Samarakoon's shrub frog
- Conservation status: Critically Endangered (IUCN 3.1)

Scientific classification
- Kingdom: Animalia
- Phylum: Chordata
- Class: Amphibia
- Order: Anura
- Family: Rhacophoridae
- Genus: Pseudophilautus
- Species: P. samarakoon
- Binomial name: Pseudophilautus samarakoon Wickramasinghe et al., 2013

= Pseudophilautus samarakoon =

- Authority: Wickramasinghe et al., 2013
- Conservation status: CR

Species of amphibian

Pseudophilautus samarakoon, the Samarakoon's shrub frog, is a species of frogs in the family Rhacophoridae, endemic to Sri Lanka. Wickramasinghe et al. suggest that, following the IUCN Red List criteria, it should be considered "critically endangered" because the extent of occurrence is <100 km^{2}, it is recorded from a single location, and its habitat is under severe threat.

==Habitat==

Its natural habitats are wet lowland forests of Sri Lanka. Scientists know it exclusively from the type locality: Sripada Peak in the Peak Wilderness, between 1000 and 1400 meters above sea level. It is threatened by habitat loss, which scientists associate with increased urbanization, agriculture, grazing, and logging.

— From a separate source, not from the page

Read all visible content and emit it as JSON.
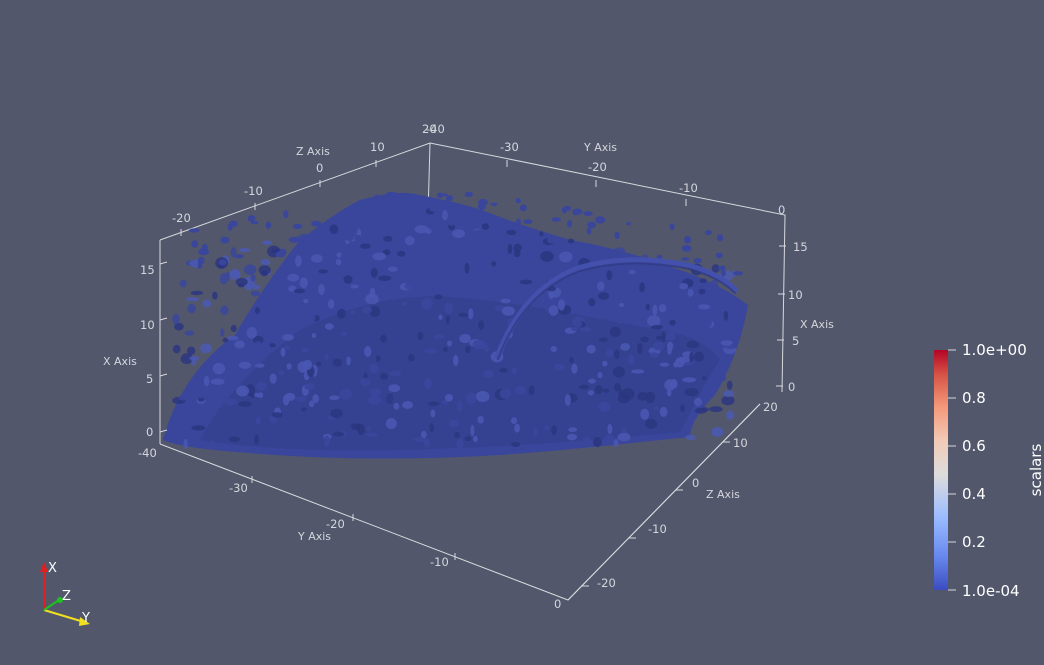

It is one of the 8 species of rhacophorids that was discovered from Adam's Peak recently.

==Appearance==

The adult male frog measures 22.3 mm in snout-vent length and the adult female frog about 22.4–24.6 mm. The skin of the dorsal sides of the body and legs is the cream in color with light brown and dark brown marks. There is a dark brown intraorbital mark and another one in front of the eyes. The ventrum is lighter in color than the back. The throat is brown in color. The webbed skin is light brown in color.

This frog can be distinguished from other frogs in Pseudophilautus by its small size and the fringed skin on its feet.

==Etymology==
The frog was named after Mr. Ananda Vijith Samarakoon, a leading Sri Lankan wildlife conservationist.